Editoriale Maggio 2022 – La malora di Eugenio

Editoriale maggio 2022 – La malora di Eugenio.
Atget sarà ricordato come uno storico ed urbanista, un vero romantico, un amante di Parigi, un Balzac della macchina fotografica dalla cui opera possiamo tessere un grande arazzo della civiltà francese.
Cosi scriveva una giovane Berenice Abbott, apprendista fotografa di un certo Man Ray che aveva lo studio proprio vicino a quello di Eugene Atget.
Qualcuno lo definì il clochard con la macchina fotografica. Non fu nè il primo nemmeno l’ultimo tra i grandi artisti riconosciuti tali una volta postumi.
L’understatement è un atteggiamento comune a molti, stranamente anche a grandi personaggi del mondo delle arti.
La sua vita è stata dominata dall’incertezza economica, fino alla morte, che però non limitò la capacità e la determinazione nel realizzare le sue composizioni. Usciva quasi sempre con le prime luci del mattino quando l’atmosfera si irrorava di un chiarore romantico, avvinto da quella bellezza apodittica della città appena sveglia.

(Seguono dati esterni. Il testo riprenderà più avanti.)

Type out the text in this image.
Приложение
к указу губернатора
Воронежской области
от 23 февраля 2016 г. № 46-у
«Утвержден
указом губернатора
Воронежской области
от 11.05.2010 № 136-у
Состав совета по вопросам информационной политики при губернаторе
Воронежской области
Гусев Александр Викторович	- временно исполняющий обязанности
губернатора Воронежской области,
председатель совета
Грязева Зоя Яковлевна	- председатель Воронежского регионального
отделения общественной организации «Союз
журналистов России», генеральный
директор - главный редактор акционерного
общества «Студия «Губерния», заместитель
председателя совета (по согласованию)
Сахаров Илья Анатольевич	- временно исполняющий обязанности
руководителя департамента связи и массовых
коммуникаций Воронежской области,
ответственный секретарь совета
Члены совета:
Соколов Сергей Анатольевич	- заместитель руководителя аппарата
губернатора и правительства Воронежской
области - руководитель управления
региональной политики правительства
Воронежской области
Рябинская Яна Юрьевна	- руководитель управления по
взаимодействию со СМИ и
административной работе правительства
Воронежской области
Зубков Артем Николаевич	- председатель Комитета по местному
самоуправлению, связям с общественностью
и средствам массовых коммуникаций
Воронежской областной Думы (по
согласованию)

Il valore della sua opera non sta certo nella prolificità, nonostante più di diecimila scatti nella sola Parigi, piuttosto nella visione poetica delle sue inquadrature, nuove per il mondo fotografico di inizio ‘900, e per una collezione di soggetti allora trascurati ma oggi consegnati alla memoria storica e collettiva.
Fu il primo fotografo a liberarsi delle convenzioni del Pittorialismo donando una nuova visione possibilista del mezzo fotografico.
Walter Benjamin scrisse di lui che era un attore che si tolse la maschera e iniziò a struccare anche la realtà.
Forse Atget era anche un poeta, anche se qualcuno non è d’accordo nel mettere sullo stesso piano il linguaggio della scrittura con quello fotografico ma, a suo modo, creava bellezza e sentimenti, e lo faceva maneggiando la luce anziché penna e carta.